International flavour: 18 legume varieties you should know

October 9, 2015

Black, white, pink, green and many colours in between, legumes (such as dried beans, lentils, and peas) play an important role in foods around the world. In this age of fusion cooking, beans jump from cuisine to cuisine, mixed and matched into a variety of delicious dishes. Here are eighteen popular varieties of legumes.

International flavour: 18 legume varieties you should know

1. Adzuki

These small reddish-brown beans with a white stripe have a sweet flavour and are particularly popular in Japanese cooking.

2. Black (turtle) beans

A staple in Latin American dishes, these earthy beans are lower in folate than red kidney beans but are still high in nutritional value.

3. Black-eyed peas

Medium-sized, creamy white beans with a black spot, they are used in Cajun and Caribbean cuisines.

4. Cannellini

Large white Italian kidney beans, available canned and dried, cannellinis are used in salads and soups.

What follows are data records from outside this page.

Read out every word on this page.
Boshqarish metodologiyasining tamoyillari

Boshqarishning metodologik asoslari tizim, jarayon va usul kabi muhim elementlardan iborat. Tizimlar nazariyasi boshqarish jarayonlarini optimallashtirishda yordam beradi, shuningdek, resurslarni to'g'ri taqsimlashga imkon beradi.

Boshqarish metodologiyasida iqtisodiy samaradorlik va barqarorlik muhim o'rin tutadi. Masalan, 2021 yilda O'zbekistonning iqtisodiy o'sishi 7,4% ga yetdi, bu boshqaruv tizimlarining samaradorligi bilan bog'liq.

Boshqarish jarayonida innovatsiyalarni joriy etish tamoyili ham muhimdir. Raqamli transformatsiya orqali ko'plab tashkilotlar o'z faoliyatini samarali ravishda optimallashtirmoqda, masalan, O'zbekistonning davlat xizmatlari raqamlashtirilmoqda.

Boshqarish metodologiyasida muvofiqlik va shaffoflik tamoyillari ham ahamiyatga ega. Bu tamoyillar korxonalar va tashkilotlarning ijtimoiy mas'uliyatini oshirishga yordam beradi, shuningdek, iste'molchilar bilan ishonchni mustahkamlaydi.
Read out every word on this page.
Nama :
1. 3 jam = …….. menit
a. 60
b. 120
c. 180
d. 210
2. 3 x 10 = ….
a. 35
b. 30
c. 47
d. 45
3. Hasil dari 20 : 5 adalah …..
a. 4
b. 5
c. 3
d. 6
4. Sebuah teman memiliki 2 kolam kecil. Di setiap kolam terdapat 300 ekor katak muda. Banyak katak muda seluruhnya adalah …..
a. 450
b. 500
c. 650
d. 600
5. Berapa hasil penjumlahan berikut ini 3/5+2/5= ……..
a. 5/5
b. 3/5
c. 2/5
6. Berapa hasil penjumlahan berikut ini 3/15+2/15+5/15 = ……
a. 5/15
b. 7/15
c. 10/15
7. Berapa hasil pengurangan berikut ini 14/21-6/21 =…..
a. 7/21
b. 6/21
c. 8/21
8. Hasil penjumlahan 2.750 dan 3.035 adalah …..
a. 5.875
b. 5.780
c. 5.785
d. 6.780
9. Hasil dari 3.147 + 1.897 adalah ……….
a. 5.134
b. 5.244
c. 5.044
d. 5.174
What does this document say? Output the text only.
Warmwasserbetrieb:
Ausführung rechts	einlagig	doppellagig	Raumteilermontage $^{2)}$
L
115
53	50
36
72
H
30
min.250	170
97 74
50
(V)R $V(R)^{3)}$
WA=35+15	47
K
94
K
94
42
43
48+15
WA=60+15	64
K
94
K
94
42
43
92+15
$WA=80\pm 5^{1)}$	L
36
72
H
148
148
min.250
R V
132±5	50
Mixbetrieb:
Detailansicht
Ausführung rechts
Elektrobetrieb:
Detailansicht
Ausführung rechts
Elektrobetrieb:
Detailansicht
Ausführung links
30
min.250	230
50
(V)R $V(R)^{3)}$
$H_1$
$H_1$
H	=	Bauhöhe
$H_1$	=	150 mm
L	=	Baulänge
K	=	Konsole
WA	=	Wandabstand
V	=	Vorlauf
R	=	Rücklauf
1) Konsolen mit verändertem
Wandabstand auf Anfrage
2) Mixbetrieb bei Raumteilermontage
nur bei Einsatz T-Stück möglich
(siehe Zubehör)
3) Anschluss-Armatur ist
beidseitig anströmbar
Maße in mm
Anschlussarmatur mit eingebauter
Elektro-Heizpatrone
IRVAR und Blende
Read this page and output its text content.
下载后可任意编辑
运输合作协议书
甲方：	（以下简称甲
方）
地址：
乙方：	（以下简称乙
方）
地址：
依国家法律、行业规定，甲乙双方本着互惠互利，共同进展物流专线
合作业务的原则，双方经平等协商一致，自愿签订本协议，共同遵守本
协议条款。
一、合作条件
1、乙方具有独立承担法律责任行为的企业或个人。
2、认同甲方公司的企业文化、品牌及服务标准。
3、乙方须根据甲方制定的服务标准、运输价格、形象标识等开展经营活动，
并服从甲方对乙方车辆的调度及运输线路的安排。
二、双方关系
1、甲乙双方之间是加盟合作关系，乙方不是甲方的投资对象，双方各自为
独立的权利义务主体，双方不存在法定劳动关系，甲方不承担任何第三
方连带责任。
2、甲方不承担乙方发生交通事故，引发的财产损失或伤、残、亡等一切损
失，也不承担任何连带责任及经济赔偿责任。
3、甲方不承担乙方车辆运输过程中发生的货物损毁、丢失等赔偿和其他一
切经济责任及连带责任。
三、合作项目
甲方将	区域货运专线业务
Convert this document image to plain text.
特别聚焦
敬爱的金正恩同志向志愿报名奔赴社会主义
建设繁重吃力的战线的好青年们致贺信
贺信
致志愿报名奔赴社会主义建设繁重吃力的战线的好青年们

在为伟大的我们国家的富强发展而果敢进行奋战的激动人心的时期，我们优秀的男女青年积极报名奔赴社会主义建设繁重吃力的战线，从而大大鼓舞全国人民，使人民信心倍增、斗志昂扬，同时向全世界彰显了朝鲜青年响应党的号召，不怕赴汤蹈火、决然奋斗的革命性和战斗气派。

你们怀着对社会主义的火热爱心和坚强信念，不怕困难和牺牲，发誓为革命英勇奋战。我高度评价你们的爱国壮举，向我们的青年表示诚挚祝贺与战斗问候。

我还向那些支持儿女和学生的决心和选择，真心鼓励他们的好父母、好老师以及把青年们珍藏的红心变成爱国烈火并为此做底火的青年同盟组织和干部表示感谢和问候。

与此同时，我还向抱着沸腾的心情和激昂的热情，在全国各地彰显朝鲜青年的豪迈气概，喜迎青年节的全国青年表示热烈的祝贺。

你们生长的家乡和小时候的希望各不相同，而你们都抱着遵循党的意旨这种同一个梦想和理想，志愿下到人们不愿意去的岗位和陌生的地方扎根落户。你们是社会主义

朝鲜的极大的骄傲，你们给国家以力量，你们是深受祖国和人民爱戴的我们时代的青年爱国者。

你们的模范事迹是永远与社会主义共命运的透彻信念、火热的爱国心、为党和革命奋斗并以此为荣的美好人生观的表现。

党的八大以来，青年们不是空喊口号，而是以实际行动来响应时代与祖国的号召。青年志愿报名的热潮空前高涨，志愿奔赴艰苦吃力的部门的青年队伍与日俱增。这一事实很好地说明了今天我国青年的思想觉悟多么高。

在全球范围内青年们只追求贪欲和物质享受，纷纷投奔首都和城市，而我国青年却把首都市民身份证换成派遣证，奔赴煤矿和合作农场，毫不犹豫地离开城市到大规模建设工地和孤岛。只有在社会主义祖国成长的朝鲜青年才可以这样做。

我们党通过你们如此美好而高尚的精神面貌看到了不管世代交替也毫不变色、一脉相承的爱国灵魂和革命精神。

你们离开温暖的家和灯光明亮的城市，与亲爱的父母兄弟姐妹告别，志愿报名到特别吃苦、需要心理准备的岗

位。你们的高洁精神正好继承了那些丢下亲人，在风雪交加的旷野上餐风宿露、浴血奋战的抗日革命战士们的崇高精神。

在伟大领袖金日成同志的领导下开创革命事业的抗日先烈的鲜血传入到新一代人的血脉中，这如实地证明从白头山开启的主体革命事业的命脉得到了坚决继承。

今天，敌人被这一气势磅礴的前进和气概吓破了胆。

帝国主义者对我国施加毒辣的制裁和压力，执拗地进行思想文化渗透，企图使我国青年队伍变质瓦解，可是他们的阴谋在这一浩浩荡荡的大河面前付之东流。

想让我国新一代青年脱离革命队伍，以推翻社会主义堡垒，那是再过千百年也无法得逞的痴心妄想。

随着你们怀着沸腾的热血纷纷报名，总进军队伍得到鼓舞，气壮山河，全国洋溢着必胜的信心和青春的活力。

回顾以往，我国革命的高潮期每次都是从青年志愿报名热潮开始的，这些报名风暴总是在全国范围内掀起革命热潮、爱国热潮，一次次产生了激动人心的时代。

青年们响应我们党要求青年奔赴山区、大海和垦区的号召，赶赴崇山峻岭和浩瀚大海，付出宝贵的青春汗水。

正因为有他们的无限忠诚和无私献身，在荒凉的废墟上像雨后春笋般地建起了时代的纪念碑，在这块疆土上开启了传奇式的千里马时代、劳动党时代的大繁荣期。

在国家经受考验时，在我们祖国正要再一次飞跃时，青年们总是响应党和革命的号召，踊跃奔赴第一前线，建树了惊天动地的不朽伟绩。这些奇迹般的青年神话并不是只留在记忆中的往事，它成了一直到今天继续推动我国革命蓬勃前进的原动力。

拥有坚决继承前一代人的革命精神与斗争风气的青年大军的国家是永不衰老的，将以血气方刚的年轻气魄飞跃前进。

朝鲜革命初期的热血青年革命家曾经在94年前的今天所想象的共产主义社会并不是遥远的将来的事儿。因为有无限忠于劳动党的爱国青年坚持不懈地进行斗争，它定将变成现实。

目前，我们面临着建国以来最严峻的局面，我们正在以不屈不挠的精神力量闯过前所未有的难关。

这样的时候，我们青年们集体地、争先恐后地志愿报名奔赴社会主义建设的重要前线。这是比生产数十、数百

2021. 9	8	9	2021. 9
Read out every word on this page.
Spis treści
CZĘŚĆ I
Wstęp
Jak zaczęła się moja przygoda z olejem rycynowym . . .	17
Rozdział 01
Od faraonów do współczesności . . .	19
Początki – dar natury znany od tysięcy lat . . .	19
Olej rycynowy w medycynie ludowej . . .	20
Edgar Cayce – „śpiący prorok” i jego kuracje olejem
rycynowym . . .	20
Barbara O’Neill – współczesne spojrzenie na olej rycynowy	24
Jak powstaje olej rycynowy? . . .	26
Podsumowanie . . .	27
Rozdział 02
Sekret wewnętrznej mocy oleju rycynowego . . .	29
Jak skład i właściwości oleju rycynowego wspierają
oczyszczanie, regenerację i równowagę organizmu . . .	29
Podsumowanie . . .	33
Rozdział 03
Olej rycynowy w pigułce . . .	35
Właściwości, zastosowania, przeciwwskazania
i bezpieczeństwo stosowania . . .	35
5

5. Chickpeas (garbanzo beans)

Medium-sized, tan and acorn-shaped, these beans are often featured in Mediterranean and Middle Eastern dishes.

6. Cranberry beans

Medium-sized and oval, these are pink and beige in colour and nutty in flavour – a good addition to soups and stews.

7. Fava beans

Large and brown when dried, fava beans, also known as broad beans, are staples in Middle Eastern and Mediterranean cooking.

8.Flageolets

These pale green kidney beans are traditionally served with lamb, but can also be used with other meats, and in soups, stews and salads.

9. Great northern

Kidney-shaped and mild, these large white beans are used in classic French cassoulets, stews and dips.

10. Kidney beans

Large pink or red kidney-shaped beans, this variety is often served with rice and is a favourite for chili con carne, stews and soups.

11. Lentils 

Very small brown, green, orange, or yellow legumes, lentils are featured in Middle Eastern and Central European cuisines in soups, stews, salads and side dishes.

12. Lima beans

Starchy and filling, limas come in two sizes: a large variety and the smaller butter beans or baby limas.

  • They are popular in casseroles and soups.

13. Mung beans (moong dhal or green gram)

Greenish-brown, yellow or black, these small beans cook quickly and have a sweet, fresh flavour.

  • Use in Asian recipes.

14. Navy (haricot) beans

These small, white rounded beans have a mild flavour.

  • Use in traditional recipes for baked beans.
  • They are interchangeable with other white beans.

15. Pigeon peas 

These small, creamy white beans with orange mottling are used in Caribbean, African and Indian cooking.

  • They contain high levels of protein.

16. Pinto beans

Medium-sized, mottled pinkish-tan, kidney-shaped beans, pinto beans are used in Latin American cooking and are one of the most nutritious types.

17. Soybeans

Medium-sized, round, and green when fresh, soybeans are black or yellow when dried.

  • Highly nutritious, they are processed into tofu, soy drinks and flour.

18. Split peas

Made from fresh green peas, these legumes split when dried.

  • They are a favourite ingredient in soups and a good thickening agent in stews and curries.

Keep this guide in mind and try adding some of these tasty legumes to your favourite dishes!